Vornamen hebräischer (jüdische), römischer und griechischer Herkunft werden derzeit wieder immer beliebter bei den Eltern. Die Modenamen der 1990er Jahre interessieren keinen mehr, so dass derzeit nur sehr wenige Kinder "Kevin" oder "Jennifer" genannt werden.
Wie eine Studie der TU Chemnitz nun ans Licht brachte, assozieren wir mit dem Namen einer Person nicht nur deren vermutliches Alter, sondern schließen auch auf deren Attraktivität und Intelligenz. Für Kinder, die einem dem momentanen Zeitgeist bzw.

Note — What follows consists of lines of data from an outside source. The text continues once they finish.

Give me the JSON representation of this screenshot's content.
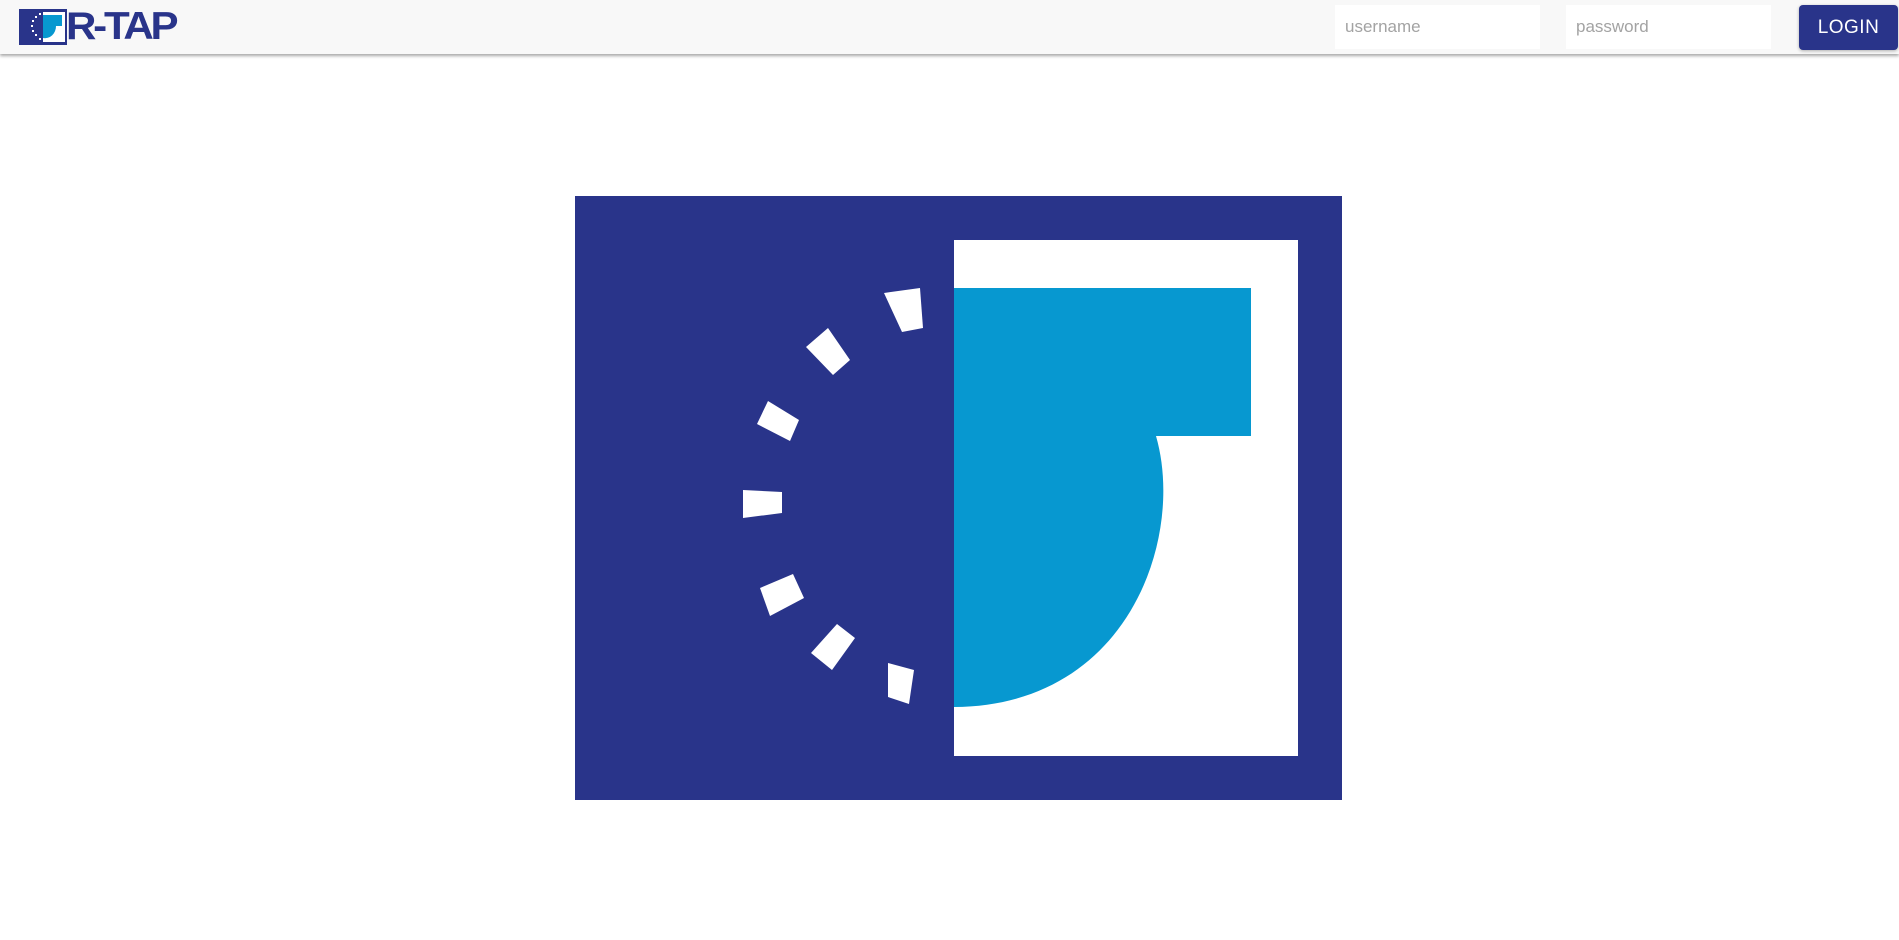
{
  "header": {
    "brand_text": "R-TAP",
    "username_placeholder": "username",
    "password_placeholder": "password",
    "login_label": "LOGIN"
  },
  "colors": {
    "brand_navy": "#29348a",
    "brand_cyan": "#0798d0",
    "topbar_bg": "#f8f8f8"
  },
  "icons": {
    "brand_mark": "r-tap-logo-icon",
    "hero": "r-tap-emblem-logo"
  }
}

Namensgeschmack Namen bekommen, könnten später unter der Schnelllebigkeit dieses Geschmacks leiden, wenn Sie wegen Ihres eigentümlichen Namens gehänselt werden. Akademiker sind übrigens oftmals die Vorreiter bei der Einführung neuer Namensvorlieben. Taucht ein Name innerhalb dieser Gruppe öfters auf, ist damit zu rechnen, dass er später auch in der breiten Bevölkerung häufig zur Wahl wird. Weitere Initialzündungen liefern die bekannten Stars und Sternchen aus Funk, Film und Fernsehen. In Österreich war über mehrere Jahre der Senkrechtstarter der Mädchenname "Leonie". Zu Beginn unbekannt, avancierte er im Jahr 2005 zum Spitzenreiter. Nachdem im Jahr 2001 der Film "die wundersame Welt der Amelie" in die Kinos gekommen war, wurde der bis dato in Österreich völlig unbekannte Name in der Folge fast 150 vergeben.
Klassische deutsche Namen, wie auch Horst, Uta, Hermann oder Adolf, werden -- oftmals unbegründeter Weise -- von den Eltern weiterhin geschmäht. Namen, die während der Zeit des zweiten Weltkriegs sehr beliebt waren, finden heute kaum noch Abnehmer. 1938 erhielt fast die Hälfte aller Neugeborenen nordische oder germanische Vornamen. Mit Ende des Kriegs brach dieses Interesse jedoch sehr schnell in sich zusammen.